The laying on the ground slack drive chain was the first indication of mechanical woes.  First though would be that the chain had been mis-threaded through the derailleur.  Closer inspection would reveal a damaged rear derailleur.  And a damaged early Deore wide range rear derailleur, in good shape, is not necessarily an easy item to find.

The seat post, already a sea of gouges, though not seized, was very snug.  "As Found", the post was already badly scarred.  Needless to say, the seat post cavity would have to be cleaned up prior to inserting another, undamaged, seat post.

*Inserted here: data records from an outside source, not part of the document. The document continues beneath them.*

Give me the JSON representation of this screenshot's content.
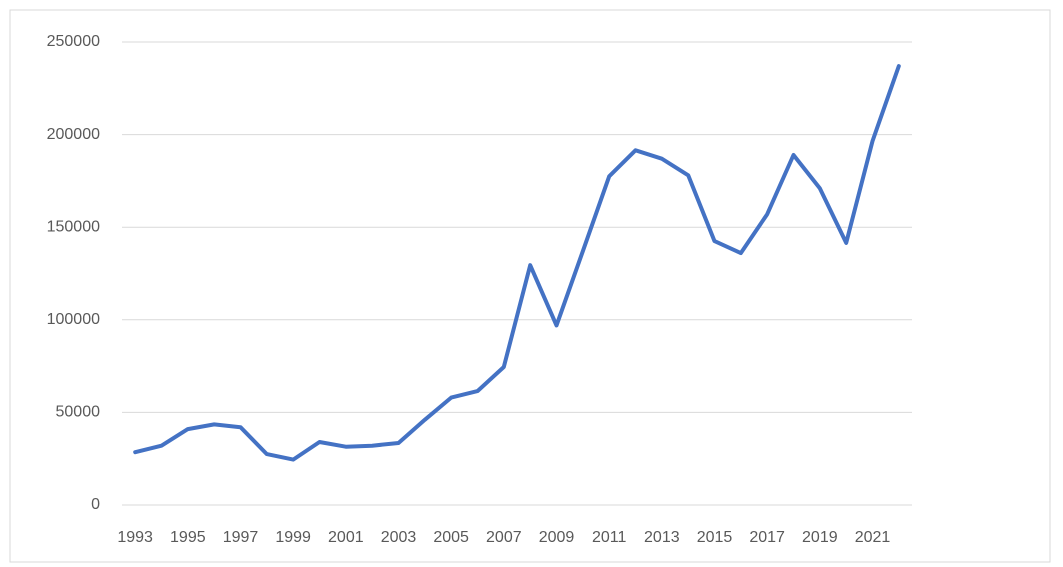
{
  "chart_data": {
    "type": "line",
    "categories": [
      "1993",
      null,
      "1995",
      null,
      "1997",
      null,
      "1999",
      null,
      "2001",
      null,
      "2003",
      null,
      "2005",
      null,
      "2007",
      null,
      "2009",
      null,
      "2011",
      null,
      "2013",
      null,
      "2015",
      null,
      "2017",
      null,
      "2019",
      null,
      "2021",
      null
    ],
    "series": [
      {
        "name": null,
        "color": "#4472c4",
        "values": [
          28500,
          32000,
          41000,
          43500,
          42000,
          27500,
          24500,
          34000,
          31500,
          32000,
          33500,
          46000,
          58000,
          61500,
          74500,
          129500,
          97000,
          137000,
          177500,
          191500,
          187000,
          178000,
          142500,
          136000,
          157000,
          189000,
          171000,
          141500,
          196500,
          237000
        ]
      }
    ],
    "ylim": [
      0,
      250000
    ],
    "yticks": [
      0,
      50000,
      100000,
      150000,
      200000,
      250000
    ],
    "grid": true
  }
}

The saddle, too, had seen better days and the cloth handlebar tape was about a rotten as it could get.  The tires, though little worn, were also rotten showing both cracks and cotton fibre failure.

Other than that, the rest of the bike was just an assortment of dirt, frayed cable ends and rotted rubber/plastic.  Not really anything earth shattering, in the dollars and cents, sense, but a lot of cleaning with faith that the end result would be worth the effort.  Needless to say, before a complete cleaning, the bike needed to be serviced in preparation for a test ride.  And that, in the simplest terms, required that the bike be made road worthy.

Apollo Custom Sport number three.  A very well made and finished bicycle, typical of the Apollo brand.  And Apollo number three just happened to be my size.  Perhaps it would be worth a build.